As Quartz has noted before, Canada has a lot to offer—whether to Canadians, who are enjoying a widespread increase in household wealth while shrinking the gap between rich and poor, or to Indian techies, who are increasingly looking to Canada as the US tightens restrictions on work visas.
We weren’t wrong when we declared that the “American” dream is alive and well on the other side of the US northern border, but a new study from Canada suggests the story, at least for young people working in STEM fields, is a lot more complicated.
According to a survey from the Innovation Policy Lab at the University of Toronto’s Munk School of Global Affairs, one in four Canadian STEM grads from three of the country’s top colleges are leaving Canada, with the vast majority heading to the US. The largest “brain drain” can be seen among software-engineering majors, two-thirds of whom left Canada in the time period covered by the study (2015 and 2016). A third of students in computer engineering and computer science also flew south. Silicon Valley is the biggest draw.

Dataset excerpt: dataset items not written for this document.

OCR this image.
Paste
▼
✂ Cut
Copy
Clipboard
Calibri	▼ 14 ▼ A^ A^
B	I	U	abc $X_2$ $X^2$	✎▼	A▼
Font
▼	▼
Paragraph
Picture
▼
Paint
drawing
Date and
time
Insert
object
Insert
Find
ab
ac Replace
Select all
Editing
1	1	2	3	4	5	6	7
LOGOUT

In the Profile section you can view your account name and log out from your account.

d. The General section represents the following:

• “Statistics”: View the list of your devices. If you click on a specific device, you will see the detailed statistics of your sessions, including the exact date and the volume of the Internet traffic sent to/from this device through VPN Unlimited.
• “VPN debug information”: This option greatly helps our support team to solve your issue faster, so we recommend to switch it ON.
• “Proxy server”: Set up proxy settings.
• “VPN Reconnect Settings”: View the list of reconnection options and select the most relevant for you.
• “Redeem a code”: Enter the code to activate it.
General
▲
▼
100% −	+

As the Globe and Mail reports, the survey results should be setting off alarms in the domestic industry and among government agencies that subsidize education, only to see graduates contribute to economies elsewhere. And it throws a wrench into the narrative sold by prime minister Justin Trudeau’s administration, which has repeatedly pitched Canada as a rising, globalist hotbed of talent and innovation.

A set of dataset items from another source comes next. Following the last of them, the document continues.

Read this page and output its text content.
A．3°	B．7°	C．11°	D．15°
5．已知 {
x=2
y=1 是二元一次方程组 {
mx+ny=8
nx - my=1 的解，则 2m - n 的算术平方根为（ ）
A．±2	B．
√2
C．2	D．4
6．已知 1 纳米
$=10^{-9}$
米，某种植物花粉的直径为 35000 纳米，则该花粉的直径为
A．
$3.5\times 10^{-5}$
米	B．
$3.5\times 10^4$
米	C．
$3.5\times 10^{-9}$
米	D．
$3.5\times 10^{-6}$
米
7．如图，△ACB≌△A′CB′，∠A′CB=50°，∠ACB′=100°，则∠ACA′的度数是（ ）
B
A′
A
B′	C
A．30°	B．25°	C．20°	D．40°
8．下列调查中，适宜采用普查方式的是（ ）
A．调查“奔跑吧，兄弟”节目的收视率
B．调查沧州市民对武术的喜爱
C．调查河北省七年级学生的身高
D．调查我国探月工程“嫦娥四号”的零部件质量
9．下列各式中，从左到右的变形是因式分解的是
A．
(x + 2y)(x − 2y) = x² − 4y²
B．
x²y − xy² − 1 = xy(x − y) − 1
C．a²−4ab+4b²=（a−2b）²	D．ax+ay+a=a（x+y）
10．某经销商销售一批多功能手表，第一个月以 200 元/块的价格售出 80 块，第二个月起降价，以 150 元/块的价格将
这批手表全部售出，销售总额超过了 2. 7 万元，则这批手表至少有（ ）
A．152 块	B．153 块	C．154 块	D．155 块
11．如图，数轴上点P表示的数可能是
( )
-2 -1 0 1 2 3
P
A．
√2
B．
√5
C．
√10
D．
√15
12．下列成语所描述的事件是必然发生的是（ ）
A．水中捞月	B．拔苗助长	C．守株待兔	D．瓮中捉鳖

According to the survey, which looked at data from more than 3,000 students at University of Waterloo, University of British Columbia, and University of Toronto (using LinkedIn and some follow-up interviews), the departing grads are seeking both higher salaries and experience working with globally recognized tech giants like Amazon, Google, Microsoft, and Facebook. They cited opportunities for better mentoring and growth among the reasons they’d like to find positions at these iconic firms.
Canada doesn’t offer companies of the same scale, nor has its pay rates kept pace with US salaries, even as the cost of living in cities like Toronto and Vancouver has skyrocketed.

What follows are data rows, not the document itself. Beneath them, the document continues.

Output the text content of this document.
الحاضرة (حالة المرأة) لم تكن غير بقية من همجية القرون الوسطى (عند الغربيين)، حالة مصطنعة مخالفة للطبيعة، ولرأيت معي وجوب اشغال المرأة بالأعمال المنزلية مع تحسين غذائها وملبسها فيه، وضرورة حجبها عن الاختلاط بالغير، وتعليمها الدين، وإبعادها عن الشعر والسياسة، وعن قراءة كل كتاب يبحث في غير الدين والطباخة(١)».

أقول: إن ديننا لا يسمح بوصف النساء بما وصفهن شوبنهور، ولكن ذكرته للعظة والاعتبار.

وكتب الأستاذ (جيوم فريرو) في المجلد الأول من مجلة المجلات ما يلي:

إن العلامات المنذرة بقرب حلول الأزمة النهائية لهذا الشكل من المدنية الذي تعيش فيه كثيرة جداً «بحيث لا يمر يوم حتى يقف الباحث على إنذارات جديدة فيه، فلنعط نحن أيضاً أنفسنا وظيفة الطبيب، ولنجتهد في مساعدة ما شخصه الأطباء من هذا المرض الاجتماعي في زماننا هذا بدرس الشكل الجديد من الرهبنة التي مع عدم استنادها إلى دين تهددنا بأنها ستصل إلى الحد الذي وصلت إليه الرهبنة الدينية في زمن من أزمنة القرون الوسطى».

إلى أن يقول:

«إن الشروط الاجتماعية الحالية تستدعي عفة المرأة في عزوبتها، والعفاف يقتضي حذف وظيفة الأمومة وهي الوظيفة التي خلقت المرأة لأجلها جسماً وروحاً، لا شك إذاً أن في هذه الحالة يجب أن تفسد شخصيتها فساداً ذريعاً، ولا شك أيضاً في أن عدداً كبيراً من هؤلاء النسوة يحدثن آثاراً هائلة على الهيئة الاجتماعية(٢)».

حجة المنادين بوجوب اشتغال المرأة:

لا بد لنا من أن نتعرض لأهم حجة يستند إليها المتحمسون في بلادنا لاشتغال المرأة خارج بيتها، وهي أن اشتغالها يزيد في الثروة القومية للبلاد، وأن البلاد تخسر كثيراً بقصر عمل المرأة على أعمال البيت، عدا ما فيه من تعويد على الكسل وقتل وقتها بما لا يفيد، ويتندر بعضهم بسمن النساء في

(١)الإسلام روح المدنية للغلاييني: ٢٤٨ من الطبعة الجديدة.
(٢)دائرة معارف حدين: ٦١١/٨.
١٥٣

The CEO of the Toronto tech firm Delvinia Interactive, which initiated and partly funded the study, told the Globe that word on the street was that Canadian grads “weren’t even considering” applying for jobs at home. The dean of the University of Waterloo’s engineering department, however, takes issue with the survey’s results, telling the Globe and Mail that the actual migration rate among his school’s grads was slightly lower than 10%, and that 85% of its STEM grads list a Canadian address as their home address.
But Zachary Spicer, a senior associate at the Innovation Policy Lab and the study’s author, argued that the college’s address data is misleading. “The mailing address on file for recent graduates could well be their family address,” he told the paper, which is why he went with LinkedIn data. “Graduates,” he said, “have much more incentive to update their LinkedIn profiles than they do to update their address with the university to receive their alumni magazines.”